With the presidential elections around the corner, the abolition of the executive presidency has come up for discussion once again.

This time around, the proposal for abolishing the executive presidency has come from former President Chandrika B. Kumaratunga. She pledged to scrap it first when she ran for Presidency in 1994. But she did not fulfil her promise.

Former Presidents Mahinda Rajapaksa and Maithripala Sirisena are also now for scrapping the executive presidency.
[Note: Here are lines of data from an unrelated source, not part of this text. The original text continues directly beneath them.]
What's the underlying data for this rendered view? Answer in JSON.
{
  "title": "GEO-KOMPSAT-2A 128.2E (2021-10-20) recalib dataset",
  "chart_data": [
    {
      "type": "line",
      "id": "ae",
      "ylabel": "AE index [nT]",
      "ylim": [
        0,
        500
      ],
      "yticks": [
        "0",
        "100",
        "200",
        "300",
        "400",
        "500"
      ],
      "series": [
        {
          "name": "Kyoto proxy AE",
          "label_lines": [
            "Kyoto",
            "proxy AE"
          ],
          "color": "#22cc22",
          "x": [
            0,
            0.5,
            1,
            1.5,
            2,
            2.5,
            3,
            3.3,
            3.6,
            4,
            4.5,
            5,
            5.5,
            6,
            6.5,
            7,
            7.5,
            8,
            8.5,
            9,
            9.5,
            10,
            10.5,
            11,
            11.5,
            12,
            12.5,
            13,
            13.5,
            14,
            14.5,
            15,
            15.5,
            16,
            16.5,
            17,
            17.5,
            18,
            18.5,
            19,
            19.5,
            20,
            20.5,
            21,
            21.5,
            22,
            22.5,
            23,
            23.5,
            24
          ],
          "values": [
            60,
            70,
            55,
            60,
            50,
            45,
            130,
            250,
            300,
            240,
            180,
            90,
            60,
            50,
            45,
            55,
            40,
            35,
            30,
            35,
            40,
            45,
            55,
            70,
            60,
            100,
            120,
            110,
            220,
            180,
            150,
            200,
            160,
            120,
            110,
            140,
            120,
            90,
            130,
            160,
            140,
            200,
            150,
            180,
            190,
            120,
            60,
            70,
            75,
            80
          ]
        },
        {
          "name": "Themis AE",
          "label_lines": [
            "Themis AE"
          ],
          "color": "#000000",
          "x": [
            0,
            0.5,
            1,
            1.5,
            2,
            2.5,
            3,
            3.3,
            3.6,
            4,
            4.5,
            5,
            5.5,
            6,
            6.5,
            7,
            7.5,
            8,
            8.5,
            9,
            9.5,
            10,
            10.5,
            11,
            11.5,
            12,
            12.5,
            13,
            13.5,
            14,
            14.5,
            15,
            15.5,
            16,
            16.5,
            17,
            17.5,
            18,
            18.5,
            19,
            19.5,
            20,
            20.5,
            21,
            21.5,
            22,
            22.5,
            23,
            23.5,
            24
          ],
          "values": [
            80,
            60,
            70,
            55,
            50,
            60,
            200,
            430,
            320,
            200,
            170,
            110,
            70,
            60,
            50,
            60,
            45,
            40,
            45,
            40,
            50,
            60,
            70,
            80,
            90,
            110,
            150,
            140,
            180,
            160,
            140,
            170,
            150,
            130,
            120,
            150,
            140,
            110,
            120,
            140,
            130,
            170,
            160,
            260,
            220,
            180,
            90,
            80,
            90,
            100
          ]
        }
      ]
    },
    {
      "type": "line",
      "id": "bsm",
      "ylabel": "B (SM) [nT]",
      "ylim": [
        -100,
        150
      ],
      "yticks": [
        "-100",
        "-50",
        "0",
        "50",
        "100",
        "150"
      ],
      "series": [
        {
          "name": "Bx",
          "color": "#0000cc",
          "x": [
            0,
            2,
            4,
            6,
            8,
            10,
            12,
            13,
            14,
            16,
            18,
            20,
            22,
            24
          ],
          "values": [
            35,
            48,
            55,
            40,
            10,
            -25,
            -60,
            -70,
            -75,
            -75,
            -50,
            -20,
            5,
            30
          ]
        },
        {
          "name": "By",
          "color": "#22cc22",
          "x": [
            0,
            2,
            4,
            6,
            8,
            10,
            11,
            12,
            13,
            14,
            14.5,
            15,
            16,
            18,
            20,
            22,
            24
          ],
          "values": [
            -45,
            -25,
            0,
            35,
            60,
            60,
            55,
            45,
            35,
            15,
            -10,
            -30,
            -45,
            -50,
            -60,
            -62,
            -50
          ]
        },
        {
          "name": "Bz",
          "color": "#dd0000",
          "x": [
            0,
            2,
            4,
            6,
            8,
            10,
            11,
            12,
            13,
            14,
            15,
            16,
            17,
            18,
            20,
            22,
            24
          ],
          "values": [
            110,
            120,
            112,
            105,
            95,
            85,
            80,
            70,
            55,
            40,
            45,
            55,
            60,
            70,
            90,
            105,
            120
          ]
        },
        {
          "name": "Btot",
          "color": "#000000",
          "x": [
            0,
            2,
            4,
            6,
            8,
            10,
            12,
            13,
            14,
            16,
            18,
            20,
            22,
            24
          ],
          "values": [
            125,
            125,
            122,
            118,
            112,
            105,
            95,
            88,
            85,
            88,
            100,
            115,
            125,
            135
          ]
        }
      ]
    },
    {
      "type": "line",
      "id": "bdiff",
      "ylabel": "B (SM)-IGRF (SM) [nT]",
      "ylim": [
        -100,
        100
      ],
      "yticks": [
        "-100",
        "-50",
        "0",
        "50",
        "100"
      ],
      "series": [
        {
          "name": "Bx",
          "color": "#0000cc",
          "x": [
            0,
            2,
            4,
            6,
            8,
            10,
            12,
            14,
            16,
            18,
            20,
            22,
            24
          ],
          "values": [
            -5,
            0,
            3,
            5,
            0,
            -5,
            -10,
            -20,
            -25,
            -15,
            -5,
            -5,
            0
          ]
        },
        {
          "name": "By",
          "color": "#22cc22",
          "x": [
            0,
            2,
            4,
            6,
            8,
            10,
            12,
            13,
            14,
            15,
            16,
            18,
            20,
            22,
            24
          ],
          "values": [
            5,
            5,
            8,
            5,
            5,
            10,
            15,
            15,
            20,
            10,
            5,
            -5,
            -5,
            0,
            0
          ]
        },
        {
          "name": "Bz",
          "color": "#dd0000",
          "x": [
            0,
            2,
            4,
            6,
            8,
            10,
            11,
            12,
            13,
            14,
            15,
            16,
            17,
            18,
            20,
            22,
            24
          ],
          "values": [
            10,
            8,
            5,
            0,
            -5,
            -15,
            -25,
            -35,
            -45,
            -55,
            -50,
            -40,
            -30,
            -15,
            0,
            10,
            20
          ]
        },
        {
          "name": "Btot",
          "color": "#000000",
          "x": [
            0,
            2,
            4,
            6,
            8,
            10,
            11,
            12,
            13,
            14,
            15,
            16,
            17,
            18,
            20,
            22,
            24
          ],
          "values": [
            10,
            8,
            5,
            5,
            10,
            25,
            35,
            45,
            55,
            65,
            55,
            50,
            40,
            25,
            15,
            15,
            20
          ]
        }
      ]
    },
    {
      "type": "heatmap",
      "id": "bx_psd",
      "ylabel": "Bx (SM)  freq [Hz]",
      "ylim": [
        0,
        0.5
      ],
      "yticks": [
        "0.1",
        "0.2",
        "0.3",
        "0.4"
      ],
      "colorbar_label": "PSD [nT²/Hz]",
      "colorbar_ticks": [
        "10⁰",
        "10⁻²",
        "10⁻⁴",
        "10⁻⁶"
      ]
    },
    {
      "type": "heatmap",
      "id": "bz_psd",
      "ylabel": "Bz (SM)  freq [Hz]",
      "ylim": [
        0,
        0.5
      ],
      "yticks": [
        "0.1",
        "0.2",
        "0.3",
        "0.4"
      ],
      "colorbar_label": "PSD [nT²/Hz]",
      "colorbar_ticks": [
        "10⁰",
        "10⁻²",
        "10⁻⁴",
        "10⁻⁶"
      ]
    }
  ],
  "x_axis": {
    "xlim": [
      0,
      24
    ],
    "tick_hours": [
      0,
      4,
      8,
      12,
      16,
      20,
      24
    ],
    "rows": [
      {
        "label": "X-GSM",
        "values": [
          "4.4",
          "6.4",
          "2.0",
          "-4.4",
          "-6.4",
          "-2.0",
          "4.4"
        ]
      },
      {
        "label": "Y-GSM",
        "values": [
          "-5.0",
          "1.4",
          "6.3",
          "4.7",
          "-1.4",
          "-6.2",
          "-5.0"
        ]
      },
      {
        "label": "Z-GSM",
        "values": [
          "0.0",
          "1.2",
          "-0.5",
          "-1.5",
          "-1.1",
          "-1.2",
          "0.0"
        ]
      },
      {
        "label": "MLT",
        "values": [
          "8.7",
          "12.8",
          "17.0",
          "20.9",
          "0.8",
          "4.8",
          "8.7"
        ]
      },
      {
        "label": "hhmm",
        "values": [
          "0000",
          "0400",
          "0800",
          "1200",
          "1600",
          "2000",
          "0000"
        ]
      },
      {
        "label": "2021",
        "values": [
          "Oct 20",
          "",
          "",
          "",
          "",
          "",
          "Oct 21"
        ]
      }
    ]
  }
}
Almost all the former Presidents came to power promising to scrap it but once in power they swept it under the carpet.

The Opposition parties claim they are for the abolition, but after the next presidential election. which, they say, they are confident of winning.

Mahinda has recently said it is preferable to abolish the executive presidency because he has already held it twice. However, he seems to have forgotten that he was greedy for power and he failed in his third attempt. For him and most other past Presidents, executive presidency is sour grapes.

They are now trying to have the executive presidency abolished in the hope that they will be able secure the premiership.

Ironically, Anura K Dissanayake, NPP leader and presidential candidate is against the abolition of the executive presidency as he is confident of winning the next presidential election.

So, all of them are in the same boat and one thing is clear; whoever becomes President will never have it abolished.

The campaign for scrapping the executive presidency will go in circles, forever.